O tabuleiro político do Paraná sofreu uma mudança estratégica profunda. O governador Carlos Massa Ratinho Júnior (PSD) confirmou oficialmente que não sairá candidato a nenhum cargo nas eleições de outubro. Ao optar por cumprir integralmente o seu mandato no Palácio Iguaçu até dezembro, Ratinho Júnior abriu mão da pré-candidatura à Presidência da República — onde vinha despontando como um nome forte da centro-direita — e, por não ter se desincompatibilizado do cargo no prazo legal de abril, ficou juridicamente fora da disputa ao Senado.
A estratégia de bastidores para a permanência é clara: manter o controle total da máquina estadual e focar 100% de sua força política para tentar emplacar seu sucessor no estado, contendo o avanço do PL e das forças de oposição. Como o cenário eleitoral é altamente dinâmico, analistas relembram que as informações sobre candidaturas e alianças mudam rapidamente, sendo fundamental verificar as respostas e registros definitivos junto a fontes oficiais, como o Tribunal Regional Eleitoral (TRE-PR).

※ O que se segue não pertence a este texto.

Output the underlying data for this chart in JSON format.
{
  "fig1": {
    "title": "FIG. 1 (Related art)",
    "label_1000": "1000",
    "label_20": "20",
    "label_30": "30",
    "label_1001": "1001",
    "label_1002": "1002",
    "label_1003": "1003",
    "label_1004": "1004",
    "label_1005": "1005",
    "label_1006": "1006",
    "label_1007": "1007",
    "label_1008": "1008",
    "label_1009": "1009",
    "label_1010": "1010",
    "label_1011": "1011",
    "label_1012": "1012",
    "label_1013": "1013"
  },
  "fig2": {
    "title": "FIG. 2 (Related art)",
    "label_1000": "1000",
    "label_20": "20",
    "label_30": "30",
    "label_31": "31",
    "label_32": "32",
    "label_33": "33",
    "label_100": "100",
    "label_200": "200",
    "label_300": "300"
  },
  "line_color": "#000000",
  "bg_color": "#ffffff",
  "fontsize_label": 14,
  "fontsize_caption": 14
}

Cenário para o Governo: Sergio Moro lidera com folga
As listagens estimuladas mais recentes dos institutos Paraná Pesquisas e Veritá, divulgadas neste mês de junho, mostram um cenário consolidado na disputa pelo Palácio Iguaçu, com liderança isolada do ex-juiz Sergio Moro (PL):
Sergio Moro (PL): Lidera com folga a corrida pelo governo, registrando entre 42,3% (no Paraná Pesquisas) e 57,9% dos votos válidos (no Instituto Veritá). Em simulações de segundo turno, ele vence todos os adversários com mais de 70% dos votos válidos.
Requião Filho (PDT): Consolida-se na segunda posição, na casa dos 19%, concentrando o eleitorado de oposição e de esquerda.
Rafael Greca (MDB): O ex-prefeito de Curitiba pontua entre 10% e 13,9%.
Sandro Alex (PSD): O nome escolhido por Ratinho Júnior para a sucessão aparece atualmente com 9,3% a 10,7%. A principal aposta do governo para os próximos meses é utilizar a capilaridade da gestão e a imagem do atual governador para impulsionar o crescimento do deputado federal.
Disputa pelas duas vagas no Senado segue embolada
Diferente do afunilamento para o Executivo, a corrida pelas duas cadeiras do Paraná no Senado Federal apresenta variações interessantes de liderança dependendo da metodologia de pergunta (primeiro e segundo voto), refletindo um forte equilíbrio:
Alvaro Dias (MDB) e Deltan Dallagnol (Novo): Revezam-se no topo das intenções de voto. No Paraná Pesquisas, Alvaro Dias lidera isolado com 37,7%. Já no recorte do Instituto Veritá para o primeiro voto, Deltan Dallagnol assume a ponta com 36,8%.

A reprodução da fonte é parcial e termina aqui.